Wow! Our field has finally started blooming.
Most of these plants have been blooming just a
day or two. But there are still many plants that haven't bloomed
yet. We really have to watch our field now because this is the
time when damaging insects attack. For the record, I counted some plants
that had 28 leaves on them. Also, for the record, the high temperature
today was 105 F.
This plant is what most of the field looked like on Tuesday and
Wednesday. This plant is in the late R4 stage.
This plant is at the R5.1 stage. The R5 stage means it has started
blooming and the .1 means that 10 percent of the head is flowering or has
completed flowering. The ray flowers are the outermost flowers to which the yellow petals are attached. A flowering
head, which botanically is called an inflorescence, is actually made up of many little
flowers, as many as 1,000 to 2,000 per head. The flowers start blooming
from the outside of the head and continue blooming toward the center of the
head. It takes an individual head about 5 to 7 days to complete
blooming, but the field may be in bloom for 10 days or more.

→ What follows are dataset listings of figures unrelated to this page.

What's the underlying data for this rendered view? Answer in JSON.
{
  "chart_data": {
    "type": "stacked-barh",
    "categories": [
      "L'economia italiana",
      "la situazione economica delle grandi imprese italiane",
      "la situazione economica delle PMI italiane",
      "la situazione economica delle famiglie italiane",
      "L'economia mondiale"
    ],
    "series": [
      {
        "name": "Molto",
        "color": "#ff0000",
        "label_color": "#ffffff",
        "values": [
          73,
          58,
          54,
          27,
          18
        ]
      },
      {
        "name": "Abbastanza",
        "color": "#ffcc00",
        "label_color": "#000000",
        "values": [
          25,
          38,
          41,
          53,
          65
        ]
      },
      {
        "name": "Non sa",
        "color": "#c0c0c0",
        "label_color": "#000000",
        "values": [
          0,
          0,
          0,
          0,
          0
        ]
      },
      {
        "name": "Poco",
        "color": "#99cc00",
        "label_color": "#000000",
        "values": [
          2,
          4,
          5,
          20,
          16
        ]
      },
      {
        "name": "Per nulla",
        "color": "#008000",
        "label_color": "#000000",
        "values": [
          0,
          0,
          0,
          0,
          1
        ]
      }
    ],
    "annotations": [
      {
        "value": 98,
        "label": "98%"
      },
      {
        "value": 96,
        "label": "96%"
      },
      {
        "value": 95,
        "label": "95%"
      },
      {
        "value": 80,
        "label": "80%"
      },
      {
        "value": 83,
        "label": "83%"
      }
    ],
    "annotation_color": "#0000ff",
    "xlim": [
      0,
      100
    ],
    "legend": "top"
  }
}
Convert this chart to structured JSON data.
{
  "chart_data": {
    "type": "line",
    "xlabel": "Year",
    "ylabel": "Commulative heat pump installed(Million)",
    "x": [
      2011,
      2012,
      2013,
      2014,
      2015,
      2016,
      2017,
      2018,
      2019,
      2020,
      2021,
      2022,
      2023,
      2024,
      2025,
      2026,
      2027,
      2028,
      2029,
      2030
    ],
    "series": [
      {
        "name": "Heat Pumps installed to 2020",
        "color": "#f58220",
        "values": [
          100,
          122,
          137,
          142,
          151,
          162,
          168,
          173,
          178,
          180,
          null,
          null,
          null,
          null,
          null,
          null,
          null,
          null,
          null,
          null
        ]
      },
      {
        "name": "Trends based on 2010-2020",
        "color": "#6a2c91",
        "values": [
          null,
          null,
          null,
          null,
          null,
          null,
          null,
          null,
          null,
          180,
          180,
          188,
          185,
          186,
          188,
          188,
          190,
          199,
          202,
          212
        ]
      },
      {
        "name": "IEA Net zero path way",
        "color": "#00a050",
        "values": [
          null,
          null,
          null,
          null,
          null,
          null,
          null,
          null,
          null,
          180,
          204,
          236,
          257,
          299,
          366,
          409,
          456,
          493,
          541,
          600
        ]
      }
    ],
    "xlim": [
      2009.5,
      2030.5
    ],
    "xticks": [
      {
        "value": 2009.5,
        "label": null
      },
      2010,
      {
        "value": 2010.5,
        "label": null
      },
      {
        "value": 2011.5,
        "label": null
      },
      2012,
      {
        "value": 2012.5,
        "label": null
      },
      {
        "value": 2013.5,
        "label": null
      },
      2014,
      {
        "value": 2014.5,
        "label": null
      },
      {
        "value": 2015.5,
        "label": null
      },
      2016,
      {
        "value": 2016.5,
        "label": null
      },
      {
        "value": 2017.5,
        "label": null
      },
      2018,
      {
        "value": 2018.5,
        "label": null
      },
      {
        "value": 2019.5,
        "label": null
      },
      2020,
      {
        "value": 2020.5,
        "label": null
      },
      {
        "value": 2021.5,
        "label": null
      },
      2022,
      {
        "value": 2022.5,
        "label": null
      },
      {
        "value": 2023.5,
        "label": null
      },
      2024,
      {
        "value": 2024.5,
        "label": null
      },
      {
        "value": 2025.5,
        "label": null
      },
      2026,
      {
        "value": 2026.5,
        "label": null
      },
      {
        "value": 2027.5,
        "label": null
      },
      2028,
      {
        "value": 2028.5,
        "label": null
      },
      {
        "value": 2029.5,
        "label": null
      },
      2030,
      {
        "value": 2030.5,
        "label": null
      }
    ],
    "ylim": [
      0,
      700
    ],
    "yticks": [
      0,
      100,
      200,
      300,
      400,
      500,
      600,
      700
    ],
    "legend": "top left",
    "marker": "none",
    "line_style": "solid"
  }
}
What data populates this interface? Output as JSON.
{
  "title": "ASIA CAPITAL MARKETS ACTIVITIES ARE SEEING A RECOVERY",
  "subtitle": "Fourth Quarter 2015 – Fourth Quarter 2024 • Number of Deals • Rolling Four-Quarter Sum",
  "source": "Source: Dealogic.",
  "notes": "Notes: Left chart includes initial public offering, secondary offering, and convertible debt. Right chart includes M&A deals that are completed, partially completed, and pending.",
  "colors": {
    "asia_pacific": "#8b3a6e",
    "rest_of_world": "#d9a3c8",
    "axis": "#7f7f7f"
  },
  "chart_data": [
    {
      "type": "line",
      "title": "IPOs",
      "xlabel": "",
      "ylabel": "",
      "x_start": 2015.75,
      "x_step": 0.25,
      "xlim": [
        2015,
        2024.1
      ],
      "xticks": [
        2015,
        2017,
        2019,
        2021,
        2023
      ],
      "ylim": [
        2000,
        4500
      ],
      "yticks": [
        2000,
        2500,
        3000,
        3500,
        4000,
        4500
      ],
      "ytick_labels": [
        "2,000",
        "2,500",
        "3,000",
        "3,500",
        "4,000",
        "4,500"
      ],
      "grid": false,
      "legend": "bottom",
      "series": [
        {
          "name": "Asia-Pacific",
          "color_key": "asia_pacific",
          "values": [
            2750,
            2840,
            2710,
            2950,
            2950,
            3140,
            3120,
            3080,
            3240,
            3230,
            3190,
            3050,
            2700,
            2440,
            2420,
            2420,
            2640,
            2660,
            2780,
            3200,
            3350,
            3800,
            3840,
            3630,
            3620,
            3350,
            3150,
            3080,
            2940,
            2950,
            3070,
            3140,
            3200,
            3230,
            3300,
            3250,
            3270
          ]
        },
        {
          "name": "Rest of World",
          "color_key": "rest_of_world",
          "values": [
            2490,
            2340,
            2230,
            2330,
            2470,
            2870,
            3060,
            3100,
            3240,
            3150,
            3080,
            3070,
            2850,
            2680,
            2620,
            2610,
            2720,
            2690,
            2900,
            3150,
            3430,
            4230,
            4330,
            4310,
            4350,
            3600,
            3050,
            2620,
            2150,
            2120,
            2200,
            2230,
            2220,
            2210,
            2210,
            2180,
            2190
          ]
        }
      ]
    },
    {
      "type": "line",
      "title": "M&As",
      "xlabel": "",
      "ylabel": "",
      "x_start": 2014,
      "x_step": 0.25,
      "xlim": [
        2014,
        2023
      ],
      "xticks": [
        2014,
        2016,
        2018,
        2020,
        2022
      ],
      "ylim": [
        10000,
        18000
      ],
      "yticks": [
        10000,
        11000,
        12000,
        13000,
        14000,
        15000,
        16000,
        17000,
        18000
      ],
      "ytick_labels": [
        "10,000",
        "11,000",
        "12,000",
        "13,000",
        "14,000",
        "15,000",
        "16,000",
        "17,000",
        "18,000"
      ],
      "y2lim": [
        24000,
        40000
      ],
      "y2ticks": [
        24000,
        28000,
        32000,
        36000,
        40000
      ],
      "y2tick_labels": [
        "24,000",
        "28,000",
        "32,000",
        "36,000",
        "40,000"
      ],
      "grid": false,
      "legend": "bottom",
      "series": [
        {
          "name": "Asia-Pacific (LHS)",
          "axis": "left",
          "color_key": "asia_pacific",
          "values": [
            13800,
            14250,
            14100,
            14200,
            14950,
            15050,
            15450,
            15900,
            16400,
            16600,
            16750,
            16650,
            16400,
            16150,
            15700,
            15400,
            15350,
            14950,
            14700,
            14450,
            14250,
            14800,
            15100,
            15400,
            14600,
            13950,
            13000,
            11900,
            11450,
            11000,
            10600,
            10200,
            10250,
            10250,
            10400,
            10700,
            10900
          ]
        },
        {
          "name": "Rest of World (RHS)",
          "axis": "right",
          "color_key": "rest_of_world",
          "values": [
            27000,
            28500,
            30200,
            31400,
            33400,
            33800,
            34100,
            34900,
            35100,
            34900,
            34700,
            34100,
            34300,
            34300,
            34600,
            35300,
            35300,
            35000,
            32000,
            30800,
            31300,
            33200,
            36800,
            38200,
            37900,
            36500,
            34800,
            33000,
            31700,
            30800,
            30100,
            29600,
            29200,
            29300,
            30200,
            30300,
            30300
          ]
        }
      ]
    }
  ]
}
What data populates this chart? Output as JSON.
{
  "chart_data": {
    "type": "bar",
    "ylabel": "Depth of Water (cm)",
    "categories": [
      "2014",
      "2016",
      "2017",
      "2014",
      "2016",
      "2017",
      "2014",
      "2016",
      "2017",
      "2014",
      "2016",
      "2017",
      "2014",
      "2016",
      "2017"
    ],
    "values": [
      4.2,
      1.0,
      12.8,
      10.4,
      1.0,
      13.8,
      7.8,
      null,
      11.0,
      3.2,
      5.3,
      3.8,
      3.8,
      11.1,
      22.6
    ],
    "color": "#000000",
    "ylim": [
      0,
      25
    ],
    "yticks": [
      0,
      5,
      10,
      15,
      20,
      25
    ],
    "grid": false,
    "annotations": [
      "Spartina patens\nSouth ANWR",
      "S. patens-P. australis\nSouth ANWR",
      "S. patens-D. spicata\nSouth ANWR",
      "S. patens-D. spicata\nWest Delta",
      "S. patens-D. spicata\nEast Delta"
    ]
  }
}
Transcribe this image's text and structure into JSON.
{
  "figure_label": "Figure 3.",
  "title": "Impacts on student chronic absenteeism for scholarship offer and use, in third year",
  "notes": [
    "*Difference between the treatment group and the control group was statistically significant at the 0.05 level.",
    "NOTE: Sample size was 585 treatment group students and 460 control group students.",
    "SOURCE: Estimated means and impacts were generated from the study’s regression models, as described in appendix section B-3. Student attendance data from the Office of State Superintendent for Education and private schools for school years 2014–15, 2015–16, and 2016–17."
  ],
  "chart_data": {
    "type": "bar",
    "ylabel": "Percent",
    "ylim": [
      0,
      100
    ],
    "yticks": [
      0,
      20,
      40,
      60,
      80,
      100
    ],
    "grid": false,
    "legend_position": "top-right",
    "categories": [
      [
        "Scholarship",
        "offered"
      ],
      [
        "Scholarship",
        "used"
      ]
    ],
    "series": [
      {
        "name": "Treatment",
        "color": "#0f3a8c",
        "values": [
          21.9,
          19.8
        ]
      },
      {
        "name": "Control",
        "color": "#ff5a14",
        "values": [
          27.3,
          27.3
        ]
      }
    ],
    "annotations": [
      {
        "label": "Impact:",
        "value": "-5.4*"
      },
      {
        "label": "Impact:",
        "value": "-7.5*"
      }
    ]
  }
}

As you can see from this water use curve for sunflower, the bloom stage
or R5 is the peak time for water use. Based on this graph, there's a 30-day
period beginning with R1 and goes until R6 when the daily water use is above
0.3 inches of water per day. Any drought stress during that period
will cause yield losses.
This is the reason it takes the whole field longer to bloom than an
individual plant. This is an example of heads being at different stages
of maturity. You see three heads that really haven't started blooming
yet and the next couple heads are well on their way. This could have been
caused by delayed emergence.
The head has been blooming for a couple days already. About 40
percent of the head has bloomed or is blooming, thus it's at the R5.4 stage.
This is the same R5.4 head from the previous photograph. Moving inward are the disk flowers that
have bloomed and next you see the pointy, dark structures called stigmas of
more disk flowers which are blooming and are receptive to pollen. The
flowers in the center haven't bloomed yet.
Many different species of insects aid in the pollination of sunflowers.